There are two schools of thought when it comes to pricing out an eBook (or any book, for that matter):
1. Some customers buy based on price
– they spent money on an eBook reader so they could save money on books
2. Some customers buy based on value
– they bought an eBook reader for the convenience (value) of having all their books in one place (i.e. so they don’t have to cart around lots of heavy books)
– they see value in the content of the book (i.e. it contains information and/or instructions that can help them to earn more money or better themselves/their lives in some measurable way)
– they see the value in going paperless to help save trees
– they see the value in having the latest technology in their hands before anyone else has it (these people will always pay more to stay one step ahead of others)
These are just a few of the reasons why people may buy an eBook reader and/or an eBook. There are probably many more. Robert Plank provides a wonderful example of a time when value is definitely more important to a customer than price in his online article titled Sell Based on Value, Not Price:
“Let’s say you went to the store and saw two parachutes, side by side… one looks okay and costs 50 bucks. The parachute next to it looks HALF as good and costs 25 dollars. Which one do you choose?
The ‘regular’ $50 one, right?
Then you notice there’s also a 100 dollar parachute on the shelf. It comes with an extra emergency backup chute, a checklist for what you should check for before jumping out of an airplane, and a DVD with skydiving tutorials. You also get one free skydiving lesson included… and one free issue of ‘Skydiving Magazine.’ (Ok I’ll admit, I’ve taken this analogy way too far.)

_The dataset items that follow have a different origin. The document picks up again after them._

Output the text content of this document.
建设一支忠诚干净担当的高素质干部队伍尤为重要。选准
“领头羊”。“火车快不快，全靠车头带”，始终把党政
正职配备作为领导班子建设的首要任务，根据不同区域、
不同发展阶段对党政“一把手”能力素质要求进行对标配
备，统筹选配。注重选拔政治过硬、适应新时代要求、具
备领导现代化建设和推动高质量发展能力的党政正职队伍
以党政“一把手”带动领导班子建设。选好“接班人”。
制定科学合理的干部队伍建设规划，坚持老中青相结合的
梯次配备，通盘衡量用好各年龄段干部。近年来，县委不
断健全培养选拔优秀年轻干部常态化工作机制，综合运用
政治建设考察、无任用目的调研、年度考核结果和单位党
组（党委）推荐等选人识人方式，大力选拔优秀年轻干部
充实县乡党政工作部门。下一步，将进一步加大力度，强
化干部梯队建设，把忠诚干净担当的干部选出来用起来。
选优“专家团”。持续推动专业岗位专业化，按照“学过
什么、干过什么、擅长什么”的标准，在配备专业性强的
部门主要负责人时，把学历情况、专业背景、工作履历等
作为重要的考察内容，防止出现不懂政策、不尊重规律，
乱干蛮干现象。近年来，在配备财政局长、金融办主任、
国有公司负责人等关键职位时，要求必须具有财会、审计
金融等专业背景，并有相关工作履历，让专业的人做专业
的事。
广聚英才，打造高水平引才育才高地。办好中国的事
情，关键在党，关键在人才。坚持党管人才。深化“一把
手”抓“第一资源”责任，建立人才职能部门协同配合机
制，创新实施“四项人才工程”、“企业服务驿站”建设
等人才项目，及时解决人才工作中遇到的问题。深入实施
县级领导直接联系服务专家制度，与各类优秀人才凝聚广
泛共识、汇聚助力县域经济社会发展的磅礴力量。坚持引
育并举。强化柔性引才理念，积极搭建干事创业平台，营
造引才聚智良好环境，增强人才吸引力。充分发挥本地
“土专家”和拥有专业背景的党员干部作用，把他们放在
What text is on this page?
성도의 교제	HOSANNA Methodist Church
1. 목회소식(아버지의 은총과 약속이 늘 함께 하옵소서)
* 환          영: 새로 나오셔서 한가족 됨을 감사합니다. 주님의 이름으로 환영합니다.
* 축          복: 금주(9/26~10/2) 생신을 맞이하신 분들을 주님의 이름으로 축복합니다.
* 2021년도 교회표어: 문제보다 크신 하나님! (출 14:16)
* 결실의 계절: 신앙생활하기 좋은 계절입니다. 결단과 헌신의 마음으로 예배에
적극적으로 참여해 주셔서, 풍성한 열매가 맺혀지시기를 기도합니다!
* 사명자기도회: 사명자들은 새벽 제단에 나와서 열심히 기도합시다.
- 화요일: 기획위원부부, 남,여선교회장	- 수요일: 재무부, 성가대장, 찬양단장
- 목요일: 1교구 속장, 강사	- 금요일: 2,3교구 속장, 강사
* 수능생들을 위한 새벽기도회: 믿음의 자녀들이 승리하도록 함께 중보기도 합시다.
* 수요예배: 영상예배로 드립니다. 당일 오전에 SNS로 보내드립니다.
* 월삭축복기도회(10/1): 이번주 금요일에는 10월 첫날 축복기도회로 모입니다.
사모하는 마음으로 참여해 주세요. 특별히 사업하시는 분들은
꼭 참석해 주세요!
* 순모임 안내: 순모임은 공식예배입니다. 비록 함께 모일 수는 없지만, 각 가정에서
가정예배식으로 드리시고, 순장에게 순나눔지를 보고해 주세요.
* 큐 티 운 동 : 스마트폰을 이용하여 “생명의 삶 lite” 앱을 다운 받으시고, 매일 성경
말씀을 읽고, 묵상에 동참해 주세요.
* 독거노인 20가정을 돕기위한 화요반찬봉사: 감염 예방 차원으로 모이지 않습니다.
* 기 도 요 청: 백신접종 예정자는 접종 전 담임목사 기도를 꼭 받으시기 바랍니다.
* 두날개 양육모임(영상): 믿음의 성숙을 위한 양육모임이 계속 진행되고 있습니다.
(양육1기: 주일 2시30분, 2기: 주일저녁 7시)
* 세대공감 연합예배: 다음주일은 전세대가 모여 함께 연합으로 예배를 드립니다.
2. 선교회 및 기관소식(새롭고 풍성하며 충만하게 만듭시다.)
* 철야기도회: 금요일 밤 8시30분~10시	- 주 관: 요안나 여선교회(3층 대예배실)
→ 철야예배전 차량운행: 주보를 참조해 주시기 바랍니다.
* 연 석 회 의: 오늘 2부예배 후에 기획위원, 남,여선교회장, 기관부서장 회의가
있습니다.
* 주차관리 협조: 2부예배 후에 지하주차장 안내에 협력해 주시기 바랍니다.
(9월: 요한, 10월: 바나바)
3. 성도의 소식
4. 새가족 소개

NOW which parachute would you go for… the regular one or the fancy one?
You might be able to get by with the regular parachute, but you’d feel a lot better if you had that checklist, the DVD, the magazine, and the lesson.
People will pay more for handholding. Don’t try to sell the smallest amount for the lowest price, try to sell the most USEFUL stuff for the highest price.”
Do you see? While price is a consideration for some people in some situations, oftentimes customers buy based on perceived value first. (If value weren’t more important to some people than price, we wouldn’t see any BMWs on the road, would we?)
As an author, it is important for you to evaluate your customers—and the value of your book’s content to those customers—before determining your eBook’s final retail price per unit. Market to them. Price your eBook based on who your customers are, why they buy, what they appreciate most (i.e. price or value)—not based simply on production costs or other authors’ prices. Remember, those other authors may be selling to an entirely different market than you.